# Using The NCE Power Cab



## chainbag (Jan 10, 2015)

Greeting Folks, 
I'm new to this DCC stuff and think I want to purchases the NCE PowerCab. 
Question: My layout is 30" x 80" it's not very complex, I want Sound and Control of my 
Alco 2-6-0. Am I likely to need 5amp or hopefully not?
Many Thanks for your help,
Ray


----------



## dasB&M2-6-0 (Dec 13, 2014)

Not need for 5 amps unless/until you expand BIG TIME!!
My layout is 4X8, using Digitrax Zephyr with a 3 amp supply...I can run 3 engines at once - full function - with no ill effects!!
Nothing wrong with "upgrading" to "future-proof" a layout...but, in your case, it's really overkill...use that booster $$ for more rolling stock/engines, etc.

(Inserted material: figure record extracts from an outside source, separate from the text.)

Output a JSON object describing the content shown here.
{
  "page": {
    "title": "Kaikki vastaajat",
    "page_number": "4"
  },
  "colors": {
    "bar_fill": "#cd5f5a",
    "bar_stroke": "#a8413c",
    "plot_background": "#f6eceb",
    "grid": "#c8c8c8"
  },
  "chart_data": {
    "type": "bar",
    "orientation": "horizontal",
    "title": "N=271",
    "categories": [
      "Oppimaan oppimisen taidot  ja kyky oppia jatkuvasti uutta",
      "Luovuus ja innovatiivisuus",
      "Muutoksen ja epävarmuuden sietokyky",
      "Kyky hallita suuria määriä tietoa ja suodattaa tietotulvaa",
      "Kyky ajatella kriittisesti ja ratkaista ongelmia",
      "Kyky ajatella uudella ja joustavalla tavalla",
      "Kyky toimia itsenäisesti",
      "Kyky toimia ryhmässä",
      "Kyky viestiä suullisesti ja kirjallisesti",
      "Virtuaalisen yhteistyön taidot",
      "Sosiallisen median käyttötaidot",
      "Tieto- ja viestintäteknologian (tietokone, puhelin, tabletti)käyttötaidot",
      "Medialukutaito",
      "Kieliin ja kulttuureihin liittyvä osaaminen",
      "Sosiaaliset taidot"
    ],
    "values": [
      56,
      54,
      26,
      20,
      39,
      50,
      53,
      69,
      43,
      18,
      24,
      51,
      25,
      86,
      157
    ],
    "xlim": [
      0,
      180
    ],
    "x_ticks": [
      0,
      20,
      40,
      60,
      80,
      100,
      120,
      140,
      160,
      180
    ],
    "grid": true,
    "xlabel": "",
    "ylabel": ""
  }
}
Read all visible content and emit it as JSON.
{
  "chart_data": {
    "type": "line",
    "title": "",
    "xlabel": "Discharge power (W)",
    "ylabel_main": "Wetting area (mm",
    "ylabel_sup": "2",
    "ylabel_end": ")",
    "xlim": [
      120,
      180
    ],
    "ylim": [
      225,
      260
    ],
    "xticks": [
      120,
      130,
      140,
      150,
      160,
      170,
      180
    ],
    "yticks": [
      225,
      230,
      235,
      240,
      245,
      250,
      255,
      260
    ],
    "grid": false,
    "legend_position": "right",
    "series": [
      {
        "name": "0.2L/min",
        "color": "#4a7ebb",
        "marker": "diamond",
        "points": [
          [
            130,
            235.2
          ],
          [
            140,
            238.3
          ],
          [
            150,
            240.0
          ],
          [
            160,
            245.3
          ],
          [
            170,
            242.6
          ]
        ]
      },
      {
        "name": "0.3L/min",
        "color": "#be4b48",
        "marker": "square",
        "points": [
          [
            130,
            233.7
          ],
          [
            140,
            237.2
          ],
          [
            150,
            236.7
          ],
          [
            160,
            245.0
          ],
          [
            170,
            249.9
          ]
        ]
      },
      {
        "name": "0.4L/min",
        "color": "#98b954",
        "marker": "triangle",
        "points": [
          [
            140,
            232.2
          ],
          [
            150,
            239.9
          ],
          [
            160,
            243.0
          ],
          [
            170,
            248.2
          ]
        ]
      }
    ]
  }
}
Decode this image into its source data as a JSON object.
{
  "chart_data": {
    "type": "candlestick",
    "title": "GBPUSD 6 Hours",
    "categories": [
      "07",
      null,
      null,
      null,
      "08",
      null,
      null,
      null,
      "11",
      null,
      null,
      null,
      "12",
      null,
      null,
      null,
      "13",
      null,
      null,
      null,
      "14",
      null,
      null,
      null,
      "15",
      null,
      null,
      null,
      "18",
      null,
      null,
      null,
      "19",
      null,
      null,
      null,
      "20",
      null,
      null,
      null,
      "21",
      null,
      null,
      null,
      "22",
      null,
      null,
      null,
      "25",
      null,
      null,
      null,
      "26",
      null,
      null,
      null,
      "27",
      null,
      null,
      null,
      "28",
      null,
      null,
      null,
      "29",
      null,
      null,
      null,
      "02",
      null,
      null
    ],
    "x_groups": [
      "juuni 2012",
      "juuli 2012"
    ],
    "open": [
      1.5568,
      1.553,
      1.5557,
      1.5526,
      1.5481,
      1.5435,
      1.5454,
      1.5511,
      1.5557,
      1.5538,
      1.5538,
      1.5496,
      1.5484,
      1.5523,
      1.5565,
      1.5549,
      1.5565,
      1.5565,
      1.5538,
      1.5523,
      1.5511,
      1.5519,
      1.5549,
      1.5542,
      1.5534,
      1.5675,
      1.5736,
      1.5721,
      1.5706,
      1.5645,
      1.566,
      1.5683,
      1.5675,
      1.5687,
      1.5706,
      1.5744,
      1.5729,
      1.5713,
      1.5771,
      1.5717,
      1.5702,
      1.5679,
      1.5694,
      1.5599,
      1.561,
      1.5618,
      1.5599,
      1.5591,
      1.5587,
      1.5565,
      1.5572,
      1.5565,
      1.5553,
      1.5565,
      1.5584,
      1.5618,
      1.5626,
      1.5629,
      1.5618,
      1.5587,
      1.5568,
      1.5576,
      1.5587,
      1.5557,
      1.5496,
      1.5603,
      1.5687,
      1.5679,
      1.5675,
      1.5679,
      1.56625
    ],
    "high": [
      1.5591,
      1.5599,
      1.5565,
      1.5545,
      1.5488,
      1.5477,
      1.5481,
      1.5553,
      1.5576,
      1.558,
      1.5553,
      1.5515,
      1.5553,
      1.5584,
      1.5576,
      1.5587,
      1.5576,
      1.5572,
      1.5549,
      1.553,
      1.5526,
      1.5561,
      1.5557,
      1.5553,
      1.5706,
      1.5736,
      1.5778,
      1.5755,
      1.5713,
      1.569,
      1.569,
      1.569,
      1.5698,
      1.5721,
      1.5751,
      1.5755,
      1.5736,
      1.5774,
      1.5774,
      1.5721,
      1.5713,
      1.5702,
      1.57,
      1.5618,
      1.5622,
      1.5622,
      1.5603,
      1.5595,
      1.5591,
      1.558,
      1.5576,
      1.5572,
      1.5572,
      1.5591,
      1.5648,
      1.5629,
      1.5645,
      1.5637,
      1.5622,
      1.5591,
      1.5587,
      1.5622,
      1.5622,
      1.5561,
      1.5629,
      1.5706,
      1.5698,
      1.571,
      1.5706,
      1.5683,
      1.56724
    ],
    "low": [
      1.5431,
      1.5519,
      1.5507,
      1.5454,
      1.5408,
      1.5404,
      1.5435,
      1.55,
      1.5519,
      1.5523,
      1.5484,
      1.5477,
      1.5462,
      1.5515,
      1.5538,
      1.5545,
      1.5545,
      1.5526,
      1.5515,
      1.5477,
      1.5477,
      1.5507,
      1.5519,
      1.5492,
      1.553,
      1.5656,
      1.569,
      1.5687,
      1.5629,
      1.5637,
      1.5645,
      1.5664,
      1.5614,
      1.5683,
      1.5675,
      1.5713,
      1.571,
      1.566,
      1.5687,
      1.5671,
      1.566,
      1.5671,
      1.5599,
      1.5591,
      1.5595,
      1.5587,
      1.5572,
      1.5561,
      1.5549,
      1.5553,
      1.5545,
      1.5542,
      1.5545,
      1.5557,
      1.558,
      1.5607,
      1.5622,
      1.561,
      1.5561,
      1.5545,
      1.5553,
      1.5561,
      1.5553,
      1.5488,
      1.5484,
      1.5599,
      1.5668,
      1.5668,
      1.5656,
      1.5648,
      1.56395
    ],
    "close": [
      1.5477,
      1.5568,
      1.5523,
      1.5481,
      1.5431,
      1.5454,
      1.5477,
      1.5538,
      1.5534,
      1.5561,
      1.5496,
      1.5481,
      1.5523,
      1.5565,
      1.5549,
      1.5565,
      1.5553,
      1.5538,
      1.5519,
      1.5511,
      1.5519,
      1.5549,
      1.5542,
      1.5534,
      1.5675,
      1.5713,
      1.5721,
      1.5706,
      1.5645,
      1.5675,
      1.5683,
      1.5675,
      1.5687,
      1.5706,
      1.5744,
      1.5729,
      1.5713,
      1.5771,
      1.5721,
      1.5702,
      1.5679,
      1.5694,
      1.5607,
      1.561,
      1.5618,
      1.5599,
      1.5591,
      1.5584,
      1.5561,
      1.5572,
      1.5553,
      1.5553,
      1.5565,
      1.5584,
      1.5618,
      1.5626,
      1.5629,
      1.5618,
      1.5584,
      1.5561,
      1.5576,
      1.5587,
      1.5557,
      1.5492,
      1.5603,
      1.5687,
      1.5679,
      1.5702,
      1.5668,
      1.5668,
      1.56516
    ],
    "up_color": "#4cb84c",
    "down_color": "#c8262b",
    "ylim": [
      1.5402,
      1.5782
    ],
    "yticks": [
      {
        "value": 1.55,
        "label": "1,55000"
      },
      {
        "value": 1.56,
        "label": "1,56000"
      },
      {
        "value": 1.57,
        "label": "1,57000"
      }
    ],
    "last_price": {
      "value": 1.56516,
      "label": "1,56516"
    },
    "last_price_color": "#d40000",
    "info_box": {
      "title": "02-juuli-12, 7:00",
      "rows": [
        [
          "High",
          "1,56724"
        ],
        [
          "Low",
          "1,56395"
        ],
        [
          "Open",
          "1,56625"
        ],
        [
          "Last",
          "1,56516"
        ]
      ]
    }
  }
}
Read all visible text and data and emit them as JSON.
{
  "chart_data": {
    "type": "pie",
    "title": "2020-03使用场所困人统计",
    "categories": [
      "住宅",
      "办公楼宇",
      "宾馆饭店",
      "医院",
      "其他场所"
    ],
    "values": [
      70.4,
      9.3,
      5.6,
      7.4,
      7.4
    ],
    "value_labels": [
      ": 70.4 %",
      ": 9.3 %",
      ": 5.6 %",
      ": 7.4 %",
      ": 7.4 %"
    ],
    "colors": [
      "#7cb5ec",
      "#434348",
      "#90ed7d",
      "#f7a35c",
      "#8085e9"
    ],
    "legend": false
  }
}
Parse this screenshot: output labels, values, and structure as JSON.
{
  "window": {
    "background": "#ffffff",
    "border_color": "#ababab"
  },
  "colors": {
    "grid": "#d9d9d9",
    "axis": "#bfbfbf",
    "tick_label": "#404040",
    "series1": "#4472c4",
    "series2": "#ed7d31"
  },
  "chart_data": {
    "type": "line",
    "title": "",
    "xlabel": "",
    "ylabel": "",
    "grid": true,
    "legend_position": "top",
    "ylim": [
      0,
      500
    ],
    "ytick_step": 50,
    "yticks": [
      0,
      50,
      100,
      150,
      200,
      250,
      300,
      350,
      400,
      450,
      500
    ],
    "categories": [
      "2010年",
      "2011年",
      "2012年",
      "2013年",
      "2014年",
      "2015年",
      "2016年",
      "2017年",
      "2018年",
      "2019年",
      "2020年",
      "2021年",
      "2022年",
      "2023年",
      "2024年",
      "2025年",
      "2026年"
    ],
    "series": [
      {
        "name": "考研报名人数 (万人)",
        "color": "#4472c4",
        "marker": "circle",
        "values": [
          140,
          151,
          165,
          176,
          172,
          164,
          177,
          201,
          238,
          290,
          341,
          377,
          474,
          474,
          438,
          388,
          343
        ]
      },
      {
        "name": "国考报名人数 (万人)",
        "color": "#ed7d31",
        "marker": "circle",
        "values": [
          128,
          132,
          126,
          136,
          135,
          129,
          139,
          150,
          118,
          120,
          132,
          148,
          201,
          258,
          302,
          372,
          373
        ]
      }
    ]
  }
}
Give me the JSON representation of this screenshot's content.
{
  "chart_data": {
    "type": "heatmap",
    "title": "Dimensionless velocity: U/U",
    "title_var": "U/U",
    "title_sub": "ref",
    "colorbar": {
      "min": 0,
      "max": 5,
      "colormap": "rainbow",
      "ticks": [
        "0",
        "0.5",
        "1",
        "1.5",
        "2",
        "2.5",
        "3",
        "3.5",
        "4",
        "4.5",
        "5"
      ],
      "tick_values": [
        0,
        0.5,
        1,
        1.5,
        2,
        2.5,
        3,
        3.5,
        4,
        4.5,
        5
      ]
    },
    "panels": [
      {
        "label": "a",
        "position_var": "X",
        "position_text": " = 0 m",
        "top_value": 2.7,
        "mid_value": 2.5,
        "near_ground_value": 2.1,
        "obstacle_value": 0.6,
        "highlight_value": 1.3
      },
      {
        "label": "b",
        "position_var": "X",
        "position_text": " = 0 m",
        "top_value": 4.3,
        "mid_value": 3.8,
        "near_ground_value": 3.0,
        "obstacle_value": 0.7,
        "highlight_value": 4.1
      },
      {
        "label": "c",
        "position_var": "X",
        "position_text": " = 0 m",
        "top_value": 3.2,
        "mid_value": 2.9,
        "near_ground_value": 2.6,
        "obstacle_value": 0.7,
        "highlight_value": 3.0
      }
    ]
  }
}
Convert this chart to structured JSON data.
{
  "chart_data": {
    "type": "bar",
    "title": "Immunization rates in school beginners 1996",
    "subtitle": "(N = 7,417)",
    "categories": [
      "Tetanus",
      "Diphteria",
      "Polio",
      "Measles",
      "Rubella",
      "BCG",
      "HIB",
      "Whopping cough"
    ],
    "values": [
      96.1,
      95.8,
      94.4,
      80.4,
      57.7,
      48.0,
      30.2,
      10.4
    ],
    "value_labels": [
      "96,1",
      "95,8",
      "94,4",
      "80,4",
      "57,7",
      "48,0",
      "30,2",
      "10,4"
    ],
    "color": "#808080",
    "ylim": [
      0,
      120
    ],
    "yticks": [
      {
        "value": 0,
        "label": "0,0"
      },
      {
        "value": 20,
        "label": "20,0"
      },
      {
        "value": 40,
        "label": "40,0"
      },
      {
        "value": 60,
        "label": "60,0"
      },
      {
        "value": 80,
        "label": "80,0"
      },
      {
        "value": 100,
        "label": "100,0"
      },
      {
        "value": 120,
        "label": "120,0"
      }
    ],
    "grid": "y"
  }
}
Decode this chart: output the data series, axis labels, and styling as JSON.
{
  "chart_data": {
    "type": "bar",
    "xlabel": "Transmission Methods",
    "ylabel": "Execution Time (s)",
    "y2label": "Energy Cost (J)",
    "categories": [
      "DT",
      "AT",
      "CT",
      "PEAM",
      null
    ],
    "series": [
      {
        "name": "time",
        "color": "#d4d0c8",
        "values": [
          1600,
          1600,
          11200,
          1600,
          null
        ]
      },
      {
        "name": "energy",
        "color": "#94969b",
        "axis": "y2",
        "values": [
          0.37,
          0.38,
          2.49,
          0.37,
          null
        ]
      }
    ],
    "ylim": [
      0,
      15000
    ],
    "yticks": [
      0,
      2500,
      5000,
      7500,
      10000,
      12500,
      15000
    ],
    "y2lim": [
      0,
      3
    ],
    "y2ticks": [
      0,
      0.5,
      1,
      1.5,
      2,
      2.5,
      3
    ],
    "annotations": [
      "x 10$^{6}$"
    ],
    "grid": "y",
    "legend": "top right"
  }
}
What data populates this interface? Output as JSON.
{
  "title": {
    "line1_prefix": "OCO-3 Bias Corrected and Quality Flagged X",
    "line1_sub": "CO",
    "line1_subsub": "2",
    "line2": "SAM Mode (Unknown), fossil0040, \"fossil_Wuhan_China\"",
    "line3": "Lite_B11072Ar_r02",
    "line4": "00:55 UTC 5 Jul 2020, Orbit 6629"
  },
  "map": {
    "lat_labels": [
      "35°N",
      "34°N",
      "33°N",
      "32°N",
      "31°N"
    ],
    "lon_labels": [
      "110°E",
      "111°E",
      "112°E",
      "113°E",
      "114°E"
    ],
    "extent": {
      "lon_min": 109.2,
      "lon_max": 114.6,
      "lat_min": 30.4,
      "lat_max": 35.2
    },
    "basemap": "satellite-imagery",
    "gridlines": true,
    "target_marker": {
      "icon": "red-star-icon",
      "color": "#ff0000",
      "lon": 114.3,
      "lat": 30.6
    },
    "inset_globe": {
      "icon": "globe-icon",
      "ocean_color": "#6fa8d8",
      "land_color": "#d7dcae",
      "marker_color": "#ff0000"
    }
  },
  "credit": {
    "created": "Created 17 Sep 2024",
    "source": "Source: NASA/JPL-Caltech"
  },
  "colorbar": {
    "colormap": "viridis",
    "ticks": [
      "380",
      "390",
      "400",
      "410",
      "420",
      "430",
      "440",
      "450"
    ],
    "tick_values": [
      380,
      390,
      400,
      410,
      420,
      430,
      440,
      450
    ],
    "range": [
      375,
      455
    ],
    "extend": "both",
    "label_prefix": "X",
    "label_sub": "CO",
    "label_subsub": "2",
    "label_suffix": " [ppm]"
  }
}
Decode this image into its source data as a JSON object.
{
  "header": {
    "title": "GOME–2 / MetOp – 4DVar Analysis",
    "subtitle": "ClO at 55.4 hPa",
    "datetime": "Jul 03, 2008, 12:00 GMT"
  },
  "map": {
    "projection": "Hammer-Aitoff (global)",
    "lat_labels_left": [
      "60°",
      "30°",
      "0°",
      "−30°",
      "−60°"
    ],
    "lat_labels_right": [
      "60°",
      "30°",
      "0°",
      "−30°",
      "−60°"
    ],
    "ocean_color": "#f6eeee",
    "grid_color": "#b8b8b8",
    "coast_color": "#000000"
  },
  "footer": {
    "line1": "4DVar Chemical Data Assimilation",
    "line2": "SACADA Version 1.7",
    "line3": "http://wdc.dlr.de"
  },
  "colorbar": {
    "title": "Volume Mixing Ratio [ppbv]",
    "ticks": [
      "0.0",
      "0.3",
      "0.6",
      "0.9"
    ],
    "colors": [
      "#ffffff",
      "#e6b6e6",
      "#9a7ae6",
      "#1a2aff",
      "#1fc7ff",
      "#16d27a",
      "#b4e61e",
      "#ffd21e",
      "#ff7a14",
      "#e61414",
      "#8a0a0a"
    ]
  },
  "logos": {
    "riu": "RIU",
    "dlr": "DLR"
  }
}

May your freight ALWAYS roll smoothly...and ON TIME!!


----------



## chainbag (Jan 10, 2015)

OK & Great. Thanks for the info.
chainbag


----------



## DavefromMD (Jul 25, 2013)

I have an NCE power cab on a 4 x 8 and run up to 4 trains, no sound, one with 4 lighted passenger coaches, with no issues and with power to spare. Biggest draw with the 4 going was 1.5 amps.


----------



## Cycleops (Dec 6, 2014)

Hi chainbag. I have a NCE Powercab and its a great system. Very easy and intuative to program over other makes. It's also very ergonomic in the hand. For the price it takes a lot of beating. When you do need the extra power you just add a booster.


----------